Stamane all’alba è scattato l’ennesimo blitz contro i CARC (è il quinto in 7
anni) ordinato dalla Procura di Bologna (inquisitore di turno: Paolo
Giovagnoli). Sono tutt’ora in corso una decina di perquisizioni in alcune
città italiane: Milano, Modena, Firenze, Massa, Roma e Napoli a danno di
altrettanti dirigenti e militanti del nostro partito.
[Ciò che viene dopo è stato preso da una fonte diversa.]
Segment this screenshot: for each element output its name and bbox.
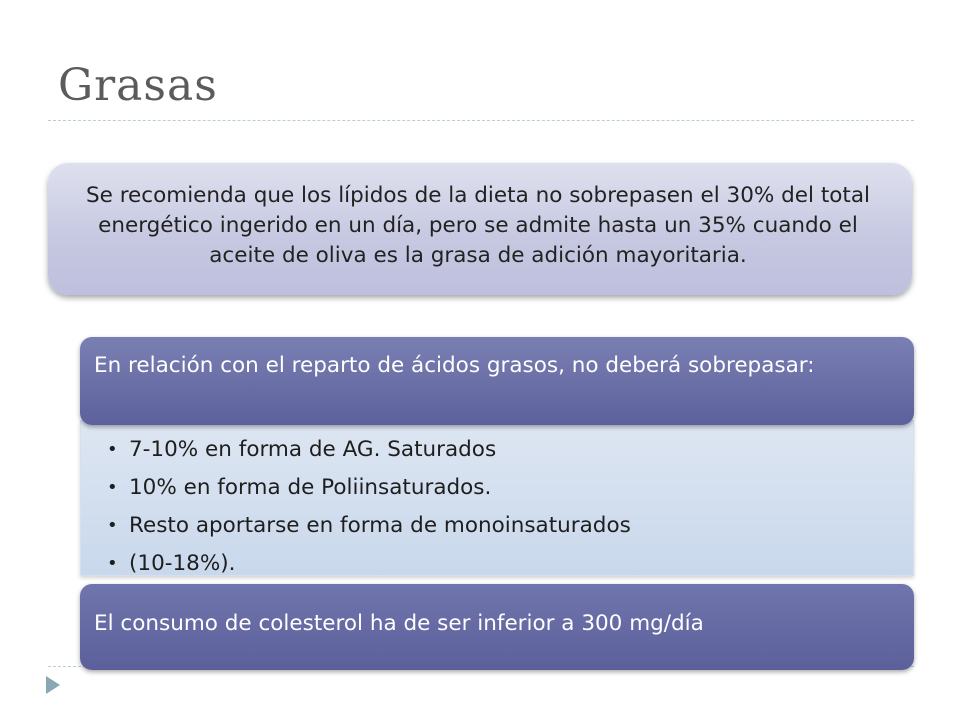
fatty-acids-heading: En relación con el reparto de ácidos grasos, no deberá sobrepasar:	[94, 353, 815, 378]
bullet-icon: •	[107, 553, 118, 574]
list-item-text: 10% en forma de Poliinsaturados.	[129, 475, 492, 500]
list-item	[107, 507, 913, 545]
list-item-text: Resto aportarse en forma de monoinsaturados	[129, 513, 631, 538]
title-divider	[48, 120, 914, 121]
bullet-icon: •	[107, 477, 118, 498]
list-item	[107, 469, 913, 507]
fatty-acids-list-box	[80, 420, 914, 576]
slide-title: Grasas	[58, 60, 218, 111]
bullet-icon: •	[107, 515, 118, 536]
list-item	[107, 545, 913, 583]
list-item-text: (10-18%).	[129, 551, 236, 576]
intro-text: Se recomienda que los lípidos de la dieta no sobrepasen el 30% del total energético ingerido en un día, pero se admite hasta un 35% cuando el aceite de oliva es la grasa de adición mayoritaria.	[85, 183, 870, 268]
fatty-acids-list	[107, 431, 913, 583]
bullet-icon: •	[107, 439, 118, 460]
list-item-text: 7-10% en forma de AG. Saturados	[129, 437, 497, 462]
list-item	[107, 431, 913, 469]
cholesterol-box	[80, 584, 914, 670]
cholesterol-text: El consumo de colesterol ha de ser inferior a 300 mg/día	[94, 611, 704, 636]
intro-box	[48, 163, 912, 295]
play-triangle-icon[interactable]	[46, 676, 60, 694]
fatty-acids-heading-box	[80, 337, 914, 425]
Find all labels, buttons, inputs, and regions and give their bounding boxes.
Ci risiamo, la polizia su mandato della Banda Berlusconi e con il sostegno
dell’opposizione di Centro sinistra (quando si tratta di colpire i comunisti
e le avanguardie di lotta “sono bipartisan”, hanno la stessa linea di
azione), cerca di ostacolare per l’ennesima volta il lavoro dei comunisti,
cerca di ostacolare il lavoro dei CARC e del (nuovo) Partito comunista
italiano nella loro azione per organizzare e dare voce e prospettiva alle
lotte che i lavoratori, i giovani e le masse popolari conducono contro
questo stato di miseria e guerra e per la costruzione di un nuovo paese
socialista.
Ancora una volta la polizia, a meno di 2 mesi dalle elezioni, cerca di
bloccare il lavoro che i CARC stanno conducendo (raccolta firme) per la
presentazione della Lista Comunista alle elezioni politiche e amministrative
delle città di Milano, Roma e Napoli, sequestrando computer e altro
materiale indispensabile per portare avanti la loro azione politica.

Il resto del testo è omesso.